Today’s Nice Price or No Dice Cadillac Coupe DeVille is painted in a factory hue of Heather Firemist, which less creative types might describe as light purple. Let’s see if its price might make us all green with envy.
It’s been said that time is a great healer. That may be true, but time is also a great eroder. When new, the 1990 Daihatsu Rocky we looked at yesterday wasn’t popular enough to warrant its parent company investing any more time or money in trying to sell cars in the U.S. market. One might think that, in the years since, the Rocky might have gained something of a cult following, or at the very least an increased level of interest owing to its rarity.
Unfortunately, our Rocky looked to have been time-worn a factor that really impacted its presentation and hence any interest in paying its “firm” $5,000 asking. That ended up firmly in the red with a 64 percent No Dice loss.
When it was introduced in April 1984, the sixth-generation Cadillac DeVille was touted in its marketing materials as “the Cadillac of tomorrow.” A whopping two feet shorter than its immediate ancestor and riding on a wheelbase that was nearly a foot shorter, the new DeVille still offered interior space almost equal to that of the previous edition. That was owed to the car riding on an entirely new platform.
Not only that, but the DeVille’s new FWD C-body underpants allowed Cadillac to offer a nearly flat floor in the cabin and, in a first for the model, four-wheel independent suspension.
Both of those features were made possible by the C-body being designed around a transversely-mounted engine driving the front wheels. In the Caddy, that engine could be the 4100 V8 (more on that in a bit) which was the first use of a transverse V8 engine powering the front wheels. Also notably, and a bit poignantly, this generation was the last of the line to offer a two-door body style.
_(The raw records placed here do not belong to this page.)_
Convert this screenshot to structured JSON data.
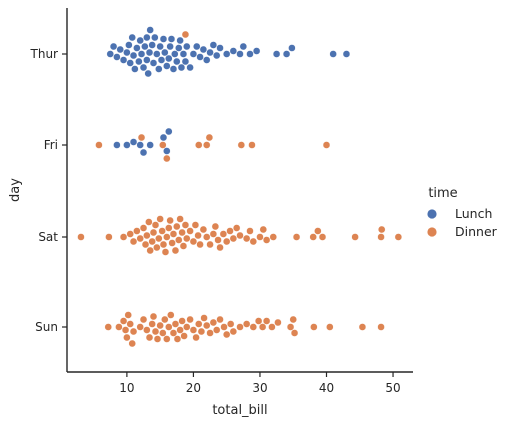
{
  "chart_data": {
    "type": "scatter",
    "subtype": "swarm",
    "title": "",
    "xlabel": "total_bill",
    "ylabel": "day",
    "xlim": [
      1,
      53
    ],
    "xticks": [
      10,
      20,
      30,
      40,
      50
    ],
    "categories": [
      "Thur",
      "Fri",
      "Sat",
      "Sun"
    ],
    "grid": false,
    "legend": {
      "title": "time",
      "placement": "right"
    },
    "series": [
      {
        "name": "Lunch",
        "color": "#4c72b0",
        "points": [
          {
            "category": "Thur",
            "values": [
              7.5,
              8.0,
              8.5,
              9.0,
              9.5,
              10.0,
              10.3,
              10.5,
              10.8,
              11.0,
              11.2,
              11.5,
              11.8,
              12.0,
              12.2,
              12.5,
              12.7,
              13.0,
              13.0,
              13.2,
              13.4,
              13.5,
              13.8,
              14.0,
              14.2,
              14.5,
              14.8,
              15.0,
              15.2,
              15.5,
              15.7,
              16.0,
              16.3,
              16.5,
              16.7,
              17.0,
              17.2,
              17.5,
              17.8,
              18.0,
              18.2,
              18.5,
              18.8,
              19.0,
              19.5,
              20.0,
              20.5,
              21.0,
              21.5,
              22.0,
              22.5,
              23.0,
              23.5,
              24.0,
              25.0,
              26.0,
              27.0,
              27.5,
              28.5,
              29.5,
              32.5,
              34.0,
              34.8,
              41.0,
              43.0
            ]
          },
          {
            "category": "Fri",
            "values": [
              8.5,
              10.0,
              11.0,
              12.0,
              12.5,
              13.5,
              15.5,
              16.0,
              16.3
            ]
          },
          {
            "category": "Sat",
            "values": []
          },
          {
            "category": "Sun",
            "values": []
          }
        ]
      },
      {
        "name": "Dinner",
        "color": "#dd8452",
        "points": [
          {
            "category": "Thur",
            "values": [
              18.8
            ]
          },
          {
            "category": "Fri",
            "values": [
              5.8,
              12.2,
              15.4,
              16.0,
              20.8,
              22.0,
              22.4,
              27.2,
              28.8,
              40.0
            ]
          },
          {
            "category": "Sat",
            "values": [
              3.1,
              7.3,
              9.5,
              10.5,
              11.0,
              11.5,
              12.0,
              12.5,
              12.8,
              13.0,
              13.3,
              13.5,
              13.8,
              14.0,
              14.3,
              14.5,
              14.8,
              15.0,
              15.3,
              15.5,
              15.8,
              16.0,
              16.3,
              16.5,
              16.8,
              17.0,
              17.3,
              17.5,
              17.8,
              18.0,
              18.3,
              18.5,
              18.8,
              19.0,
              19.5,
              20.0,
              20.3,
              20.7,
              21.0,
              21.5,
              22.0,
              22.5,
              23.0,
              23.3,
              23.7,
              24.0,
              24.5,
              25.0,
              25.5,
              26.0,
              26.5,
              27.0,
              28.0,
              28.5,
              29.0,
              30.0,
              30.5,
              31.0,
              32.0,
              35.5,
              38.0,
              38.7,
              39.4,
              44.3,
              48.2,
              48.3,
              50.8
            ]
          },
          {
            "category": "Sun",
            "values": [
              7.2,
              8.8,
              9.5,
              9.8,
              10.0,
              10.2,
              10.5,
              10.8,
              11.0,
              12.0,
              12.5,
              13.0,
              13.4,
              13.8,
              14.0,
              14.3,
              14.6,
              15.0,
              15.4,
              15.7,
              16.0,
              16.3,
              16.6,
              17.0,
              17.3,
              17.6,
              18.0,
              18.3,
              18.6,
              19.0,
              19.5,
              20.0,
              20.4,
              20.8,
              21.2,
              21.6,
              22.0,
              22.5,
              23.0,
              23.5,
              24.0,
              24.6,
              25.0,
              25.6,
              26.0,
              27.0,
              28.0,
              29.0,
              29.8,
              30.4,
              31.0,
              31.8,
              32.7,
              34.6,
              35.0,
              35.2,
              38.1,
              40.5,
              45.4,
              48.2
            ]
          }
        ]
      }
    ]
  }
}
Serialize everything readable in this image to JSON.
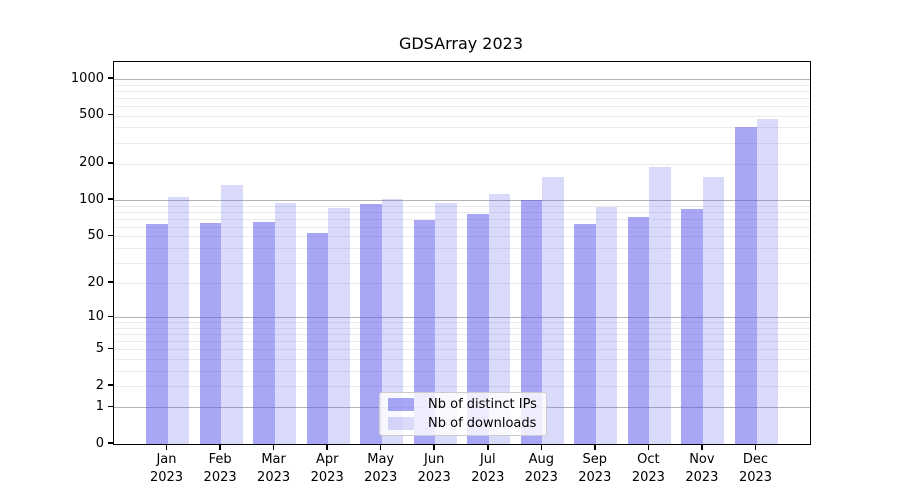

That makes this 1985 Cadillac Coupe DeVille one of the last ever to carry that venerable title. Looking at the color scheme, though, it’s obvious this Caddy has more going for it than just that history.
The car is painted in Heather Firemist over a color-matched burgundy leather and plastics interior. The combo is unique and almost lurid, but harkens back to prewar-era luxury cars like the Ruxton that were painted in outlandish and unique colors. The Ruxtons, by the way, were also FWD.
This Caddy’s color scheme probably wouldn’t be as appealing if the car were in rough shape, which, it is not. According to the ad, this Coupe DeVille has done a mere 54,600 miles and it presents as though those were done in the safety of an enclosed trailer. Really, the only visual miscue here is that the white walls on the new Uniroyal tires are looking a bit dingy. A quick scrub with one of those magic eraser sponges should fix that right up.
Both interior and trunk look to be in as-new condition with clean carpet, and very little wear evident on the incredibly comfortable-appearing seats. Everything here is original, and according to the seller, it all works as it should. And no, I don’t know what that blue wire in the boot is for either.
The only real fly in this Caddy’s ointment might be that 4100 V8 under the hood. When it debuted, the 135-horsepower throttle body-injected engine was not Cadillac’s finest moment. The aluminum block/cast iron head engine had a number of teething issues that manifested over the years. Those weren’t properly addressed until the 4.5-liter update that followed the 4100.
There doesn’t seem to be anything wrong with this one, and the mileage is so low that there hasn’t been much chance for things to go sideways, so maybe it’s a moot point. The car’s 4T60 four-speed automatic isn’t known for being particularly problematic, and again, this one is remarkably under-used.
Along with a clean title, this Coupe DeVille comes with its original Caddy 23K gold keys. That’s a great throwback to the days when Caddy often mistook ostentation for luxury. The price for this great-looking ‘80s Caddy is $14,000, which is not too far off the $18K to $20K it cost when new.
Does the current $14,000 asking price seem like a deal considering the car appears to still be new? Or, is that too much to cop for this Coupe?